The first will, dubbed the ‘Oklahoma’ will, was made in July 2014 and named the University of Oklahoma Foundation as the sole beneficiary to McCullough’s multi-million dollar estate.

The second will, signed only a few short months later in October 2014, named her partner, Mr Robinson, as the sole beneficiary.

McCullough’s friend and executor, Ms Anthony, told the court that McCullough deliberately cut Robinson out of her will in 2014 after finding out Robinson had ‘taken a mistress’ and ‘spent all the money’.

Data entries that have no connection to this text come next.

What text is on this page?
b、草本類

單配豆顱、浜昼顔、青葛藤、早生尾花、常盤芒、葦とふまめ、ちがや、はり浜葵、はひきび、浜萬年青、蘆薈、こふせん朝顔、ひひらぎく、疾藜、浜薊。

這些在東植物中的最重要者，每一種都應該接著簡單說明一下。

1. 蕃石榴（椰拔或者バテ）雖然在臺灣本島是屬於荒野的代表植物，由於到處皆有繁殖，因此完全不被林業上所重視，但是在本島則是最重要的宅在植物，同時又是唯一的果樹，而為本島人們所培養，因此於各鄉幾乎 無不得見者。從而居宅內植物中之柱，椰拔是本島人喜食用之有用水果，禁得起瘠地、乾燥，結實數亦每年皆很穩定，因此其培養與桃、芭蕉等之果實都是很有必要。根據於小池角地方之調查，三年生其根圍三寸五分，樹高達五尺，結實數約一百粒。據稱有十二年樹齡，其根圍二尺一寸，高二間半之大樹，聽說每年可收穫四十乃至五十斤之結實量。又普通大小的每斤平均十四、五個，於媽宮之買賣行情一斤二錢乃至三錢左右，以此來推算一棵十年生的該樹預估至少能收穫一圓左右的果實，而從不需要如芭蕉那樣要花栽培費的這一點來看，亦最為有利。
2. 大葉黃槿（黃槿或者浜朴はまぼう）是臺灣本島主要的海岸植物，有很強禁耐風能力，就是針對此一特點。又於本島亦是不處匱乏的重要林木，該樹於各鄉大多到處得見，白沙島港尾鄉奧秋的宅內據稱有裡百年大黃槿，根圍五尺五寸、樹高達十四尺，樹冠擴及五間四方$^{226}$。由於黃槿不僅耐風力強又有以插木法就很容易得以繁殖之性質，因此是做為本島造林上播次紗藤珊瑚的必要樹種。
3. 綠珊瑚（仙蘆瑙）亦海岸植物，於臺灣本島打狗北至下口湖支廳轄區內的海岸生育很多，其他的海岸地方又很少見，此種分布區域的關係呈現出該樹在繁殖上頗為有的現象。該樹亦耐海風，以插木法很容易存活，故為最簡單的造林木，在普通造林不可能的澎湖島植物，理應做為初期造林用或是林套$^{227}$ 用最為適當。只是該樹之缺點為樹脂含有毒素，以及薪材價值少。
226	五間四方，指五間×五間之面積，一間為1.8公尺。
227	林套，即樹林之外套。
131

The plaintiff’s lawyer, Kim Morrissey, also gave evidence to the court, recounting an episode on June 24, 2014, where the author called the police to her home and told officers that Mr Robinson and his mistress entered her bedroom and were aggressive towards her.

Ms Anthony accused Mr Robinson of taking advantage of McCullough’s ill health to make her re-write her will, with the case resting on whether Robinson used undue influence to coerce McCullough to change her will and name him as the sole beneficiary.

McCullough’s solicitor, Piria Coleman agreed with Ms Anthony that the ‘Oklahoma’ will was the genuine one.

In McCullough’s last few weeks of life, she was visited several times by a GP, Dr Robert Challender, who prepared a letter for Robinson, stating that while McCullough was in bad shape physically, her mental state was good and she was ‘completely able to make well-considered decisions’.

Robinson provided a copy of this letter to Coleman only two short weeks before McCullough’s death. Coleman stated that the document was prepared in a calculated attempt by Robinson to prove McCullough’s testamentary capacity, should anyone come to question the second will.

Despite finding that Robinson was not a ‘wholly reliable witness’, New South Wales Supreme Court Justice Neil Rein found that Ms Anthony had not sufficiently established that Mr Robinson coerced his wife into signing the documents.

Justice Rein’s judgement ultimately found that ‘Colleen McCullough intended to bequeath her entire estate to her husband,’ with the second will being found to be valid.

Each party was ordered to bear their own costs.